Soft tissue damage. If there is extensive damage to the soft tissues then it may not be possible to achieve good cover of the bone. If bone is contaminated and/or exposed internal fixation may not be advisable. Under these circumstances an external fixator may offer the best option. The position of the pins can be planned with the plastic surgeons to enable them to rotate flaps without the fixator or the pins getting in the way.

Leg lengthening and correction of deformity. Over the last decade one of the great advances in orthopaedics has been the discovery that bones can be lengthened gradually — callo­stasis. Segments of bone can be moved across defects and, if the periosteum is left as intact as possible, new bone will be laid down in the defect — bone transport.

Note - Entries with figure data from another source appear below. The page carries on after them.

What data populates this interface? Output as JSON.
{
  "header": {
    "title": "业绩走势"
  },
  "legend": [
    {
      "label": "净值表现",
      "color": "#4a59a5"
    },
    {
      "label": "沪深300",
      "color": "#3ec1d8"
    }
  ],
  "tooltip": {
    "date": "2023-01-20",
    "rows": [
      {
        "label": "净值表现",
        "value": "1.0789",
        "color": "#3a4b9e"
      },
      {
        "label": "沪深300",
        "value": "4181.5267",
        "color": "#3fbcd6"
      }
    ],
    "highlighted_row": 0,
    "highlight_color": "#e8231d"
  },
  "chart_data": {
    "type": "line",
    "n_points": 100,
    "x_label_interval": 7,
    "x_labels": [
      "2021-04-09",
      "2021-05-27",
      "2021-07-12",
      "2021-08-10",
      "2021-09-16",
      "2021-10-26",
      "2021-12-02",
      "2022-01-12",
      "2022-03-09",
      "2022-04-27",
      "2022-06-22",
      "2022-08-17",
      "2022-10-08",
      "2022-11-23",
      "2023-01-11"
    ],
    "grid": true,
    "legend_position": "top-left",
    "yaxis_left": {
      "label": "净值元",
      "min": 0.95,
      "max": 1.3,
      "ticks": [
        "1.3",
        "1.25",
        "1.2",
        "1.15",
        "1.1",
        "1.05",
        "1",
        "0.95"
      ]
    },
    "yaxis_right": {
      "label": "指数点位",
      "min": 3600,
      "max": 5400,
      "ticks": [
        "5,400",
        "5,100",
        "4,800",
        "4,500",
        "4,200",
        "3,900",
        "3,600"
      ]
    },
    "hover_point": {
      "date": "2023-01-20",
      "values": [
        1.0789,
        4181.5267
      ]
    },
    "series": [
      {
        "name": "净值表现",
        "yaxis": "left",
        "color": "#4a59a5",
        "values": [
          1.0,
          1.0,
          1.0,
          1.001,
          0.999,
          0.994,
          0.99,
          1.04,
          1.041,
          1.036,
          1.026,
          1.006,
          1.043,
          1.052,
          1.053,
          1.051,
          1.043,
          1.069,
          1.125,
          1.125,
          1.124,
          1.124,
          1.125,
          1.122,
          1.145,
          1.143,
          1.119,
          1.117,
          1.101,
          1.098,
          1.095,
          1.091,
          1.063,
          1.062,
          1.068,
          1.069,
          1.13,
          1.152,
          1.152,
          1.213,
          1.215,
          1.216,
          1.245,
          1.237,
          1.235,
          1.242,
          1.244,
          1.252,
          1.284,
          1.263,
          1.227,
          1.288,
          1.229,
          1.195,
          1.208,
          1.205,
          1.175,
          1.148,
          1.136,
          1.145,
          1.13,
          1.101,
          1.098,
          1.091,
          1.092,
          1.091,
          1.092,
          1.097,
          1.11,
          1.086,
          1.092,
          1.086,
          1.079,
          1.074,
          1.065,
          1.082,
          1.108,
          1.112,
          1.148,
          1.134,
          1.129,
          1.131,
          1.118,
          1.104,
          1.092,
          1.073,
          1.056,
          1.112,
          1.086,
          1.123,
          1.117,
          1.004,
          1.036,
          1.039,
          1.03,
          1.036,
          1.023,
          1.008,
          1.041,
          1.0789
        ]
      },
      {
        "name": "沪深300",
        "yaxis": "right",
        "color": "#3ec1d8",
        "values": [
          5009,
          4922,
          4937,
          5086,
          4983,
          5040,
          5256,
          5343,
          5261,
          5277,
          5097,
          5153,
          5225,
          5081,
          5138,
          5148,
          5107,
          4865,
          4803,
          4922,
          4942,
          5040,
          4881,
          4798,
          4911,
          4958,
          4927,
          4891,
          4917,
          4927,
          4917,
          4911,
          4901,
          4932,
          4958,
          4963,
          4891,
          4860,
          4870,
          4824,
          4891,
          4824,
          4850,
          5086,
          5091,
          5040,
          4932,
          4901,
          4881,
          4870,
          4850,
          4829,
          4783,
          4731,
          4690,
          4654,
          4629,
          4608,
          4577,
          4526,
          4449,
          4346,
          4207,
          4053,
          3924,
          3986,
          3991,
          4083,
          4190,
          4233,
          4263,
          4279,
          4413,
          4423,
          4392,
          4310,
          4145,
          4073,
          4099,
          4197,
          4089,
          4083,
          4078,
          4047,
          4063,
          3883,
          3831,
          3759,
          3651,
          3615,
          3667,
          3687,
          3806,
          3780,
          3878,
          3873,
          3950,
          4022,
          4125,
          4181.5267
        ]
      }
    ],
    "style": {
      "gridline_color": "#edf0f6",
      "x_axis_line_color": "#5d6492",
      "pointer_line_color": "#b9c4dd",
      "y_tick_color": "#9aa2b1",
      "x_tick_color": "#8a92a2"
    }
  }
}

In order for the pins of the fixator to be able to move through the soft tissues as the bones move they need to be very thin, and it is now routine to use wires which gain their rigidity by being tensioned on a ring (the Ilizarov technique). The key to the technique is to move the bone so slowly that new bone can be laid down in its track, but not so slowly that the bone unites and prevents any further distraction. The fixation pins must be positioned to avoid damaging vital structures as they carve through the soft tissues. Care must also be taken to avoid overstretching nerves and vessels, and to avoid contractures caused by ligaments, tendons and muscles failing to extend in concert with the bone.

Determining union

Clinical union

A bone is clinically united when putting load on the fracture produces no detectable movement and no pain. The fracture site will not yet be as strong as the bone around it, but it is united.

Radiological union

This is not the same as clinical union. It occurs when the callus around the fracture can be seen to pass from one broken bone end to the other without a gap between. The fracture across the medulla of the bone may still be visible, but the callus around the bone is continuous. The bone should now be able to cope with normal loads, but will not be as strong as the bone around it. From a management point of view, it is the time when movement and loading of the limb should be increased to build up muscle power, mobility and proprioception. If the patient plays sport or works in a job involving heavy labour they should not return to this unless the bone is protected, or until the fracture has consolidated (Fig. 21.16).

Consolidation

Consolidation takes much longer than union, and is defined as the time when the process of fracture healing is complete and the strength of the hone has risen to normal levels or even beyond. The formation of callus around a fracture creates a strong cuff. The diameter of this cuff is greater than the diameter of the bone itself, and so a consolidated fracture can be stronger than the original bone (Fig. 21.17).

Restoring function

When a fracture occurs, there will be damage to soft tissues. Muscles may be bruised or torn. Ligaments may be ruptured, joints filled with blood, and nerves and blood vessels damaged. The original philosophy in orthopaedics was that the key to management of fractures was immobilisation, and of injury was rest. This has now all changed. Fractures are stabilised to allow mobilisation of the limb and the patient. Rigid fixation of the fractures actually inhibits callus formation and slows healing. However, stabilisation of the fractures allows the patient to start moving the soft tissues to promote healing and reduce stiffness. It also allows the patient to return to a normal independent life sooner. Physiotherapy is a key element in the rehabilitation of trauma cases. It:

    allows early mobilisation of the limb while ensuring that loads are not so excessive that the fixation will fail;

    provides instruction and advice to the patient on their own rehabilitation;

    builds the patient’s confidence;

    re-trains proprioception so that the feedback loops between sensors of joint position and tendon load start to co-ordinate with motor nerves serving the muscles.